今はやりの自然農法に思うこと

 本来自然は植物の種が地上に落ち、それが芽を出して花を咲かせ、実が熟し、地面に落ちる、すなわち、この行程で人の手は何も入らず、自然の手で行われます。土と水と温度が順調であればたくさん実をつけ、不順であれば実は少なく山の動物は難儀をするわけです。これは完全無欠の摂理でありまして、これ以上何かがあるわけではなし、厳粛にして美しいものあります。この実りこそ自然の力を十分に備えた実であります。人が手も触れず、ただ自然のあるがまま、ここに最高のエネルギーが宿ります。

 しかし、無農薬、有機栽培なるものはひたすら手をかけます。人の手がかかればかかるほどに自然エネルギーは低下します。ここに気がついていないのではないか。たしかに農薬漬けなどとは比べるまでもなくすばらしい方法なのですが、人工のなめこと山のなめこ・管理された畑のワラビと山沢のワラビ、どちらも味・風味、大きな差があります。その差こそエネルギーなのです。山沢のワラビに自然の息吹があり、その味と香りに畑のワラビは太刀打ちできません。これはエネルギーの差なのです。ワラビと言う植物を使って自然界が生み出す味と風味であります。なめこという植物を使って自然界が生み出す味と風味であります。

 このエネルギーを少しでも多く取り入れた栽培方法は、と考え続けているのですが、これが難しい。どこにどのような手を加えればよいのか。生産性の問題であります。収穫する作物がある程度の数量を必要とするわけですから。無農薬、有機栽培が自然に近い、自然にやさしい農法ではないのです。ただ単純に人間の健康に害を及ぼすことが少ない農法であることは間違いのないところですが、人が限りなく手間ひまかけた弱々しい姿をした植物です。そこで手をかけずに作る、植物の自然なる生長を自由に促す、ここを長い間考え続けてきたわけです。未だにうまくはいきませんが。
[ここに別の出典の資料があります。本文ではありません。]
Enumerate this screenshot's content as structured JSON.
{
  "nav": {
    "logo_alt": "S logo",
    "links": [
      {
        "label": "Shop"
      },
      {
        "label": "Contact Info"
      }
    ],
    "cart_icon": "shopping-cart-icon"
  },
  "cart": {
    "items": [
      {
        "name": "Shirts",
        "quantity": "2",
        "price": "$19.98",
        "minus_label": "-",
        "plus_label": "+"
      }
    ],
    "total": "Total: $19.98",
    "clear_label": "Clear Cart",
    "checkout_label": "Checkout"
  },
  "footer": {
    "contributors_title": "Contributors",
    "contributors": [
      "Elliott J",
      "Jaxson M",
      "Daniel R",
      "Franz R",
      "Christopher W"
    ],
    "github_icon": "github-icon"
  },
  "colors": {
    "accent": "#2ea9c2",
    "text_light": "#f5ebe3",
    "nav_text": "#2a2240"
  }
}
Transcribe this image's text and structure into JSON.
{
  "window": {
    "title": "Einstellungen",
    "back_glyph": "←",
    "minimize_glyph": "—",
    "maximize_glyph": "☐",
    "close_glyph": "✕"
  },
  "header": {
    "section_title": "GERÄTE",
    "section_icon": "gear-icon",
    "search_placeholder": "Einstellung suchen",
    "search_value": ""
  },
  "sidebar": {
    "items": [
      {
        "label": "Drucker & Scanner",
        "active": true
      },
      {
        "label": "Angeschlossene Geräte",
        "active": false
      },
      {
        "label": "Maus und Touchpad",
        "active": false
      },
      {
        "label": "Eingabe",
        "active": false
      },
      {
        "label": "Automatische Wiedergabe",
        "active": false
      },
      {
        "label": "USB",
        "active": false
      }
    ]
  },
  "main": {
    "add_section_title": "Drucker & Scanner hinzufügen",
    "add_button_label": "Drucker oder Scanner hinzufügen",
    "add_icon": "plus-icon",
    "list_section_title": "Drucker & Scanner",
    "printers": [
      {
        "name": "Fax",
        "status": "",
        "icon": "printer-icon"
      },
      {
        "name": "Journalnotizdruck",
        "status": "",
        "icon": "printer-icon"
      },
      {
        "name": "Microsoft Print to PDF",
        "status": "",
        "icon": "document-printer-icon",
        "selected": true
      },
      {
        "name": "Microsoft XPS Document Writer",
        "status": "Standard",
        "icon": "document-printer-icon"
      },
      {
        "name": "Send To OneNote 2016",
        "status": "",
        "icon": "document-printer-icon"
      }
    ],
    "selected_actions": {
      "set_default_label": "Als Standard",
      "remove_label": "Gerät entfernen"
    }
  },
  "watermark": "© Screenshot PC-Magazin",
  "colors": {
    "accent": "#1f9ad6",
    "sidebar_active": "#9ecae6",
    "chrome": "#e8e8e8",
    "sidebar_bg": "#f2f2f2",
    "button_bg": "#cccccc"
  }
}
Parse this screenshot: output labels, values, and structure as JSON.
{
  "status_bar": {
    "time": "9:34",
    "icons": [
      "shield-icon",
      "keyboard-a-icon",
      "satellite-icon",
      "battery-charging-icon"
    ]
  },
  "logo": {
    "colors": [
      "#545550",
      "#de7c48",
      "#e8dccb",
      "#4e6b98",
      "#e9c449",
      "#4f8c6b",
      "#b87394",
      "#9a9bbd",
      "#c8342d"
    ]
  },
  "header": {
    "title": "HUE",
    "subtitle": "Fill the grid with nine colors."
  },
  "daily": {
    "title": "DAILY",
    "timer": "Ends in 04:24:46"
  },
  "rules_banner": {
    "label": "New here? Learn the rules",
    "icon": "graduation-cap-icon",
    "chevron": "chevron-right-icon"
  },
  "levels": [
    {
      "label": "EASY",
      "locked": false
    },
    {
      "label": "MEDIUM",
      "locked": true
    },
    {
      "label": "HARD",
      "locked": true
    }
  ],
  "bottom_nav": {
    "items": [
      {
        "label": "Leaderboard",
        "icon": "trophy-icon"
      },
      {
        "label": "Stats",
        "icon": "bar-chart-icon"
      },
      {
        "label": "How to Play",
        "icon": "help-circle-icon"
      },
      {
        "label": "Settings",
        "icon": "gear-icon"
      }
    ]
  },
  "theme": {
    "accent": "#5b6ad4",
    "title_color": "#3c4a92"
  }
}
 基本第一には、有機物などを土に散布したり、すきこんだりするにあたり、発酵菌やすでに発酵菌で処理されている物は入れないことです。発酵は畑の土とそこに住む微生物に完全に任せるべきです。土の命を考えたのです。植物の命を支配するのは土である、その土をどのように見ればよいのか、肥沃な土とはどういうことなのか、土壌菌、土壌微生物は何か、様々な物品や薬品を土に入れすぎているのではないか。ただ簡単に土の上に落葉が積もり、腐り、土となる。この原理を行うことのみで自然は実を得ているわけです。これをそのままにまねをして実行し始めたのです。その地域の自然環境に合致した微生物による自然発酵が最も力強く自然の状況に近づけているようですが。

 活力ある土は微生物豊かであります。植物が生育するに十分な微生物を育てる、これによって土と葉茎の間を根を使って微生物が行きかっている、この状況がわかるにつれて、自然のエネルギーを十分に含んだ植物が少しづつではありますが取れるようになってきたわけです。少しの農薬わずかな化成肥料が散布されたとしてもそれに影響される事もなく、無農薬、有機栽培よりはるかに上質な山里の品々が実ります。無農薬有機栽培が実際にどのように行われているか世間には知られていないのです。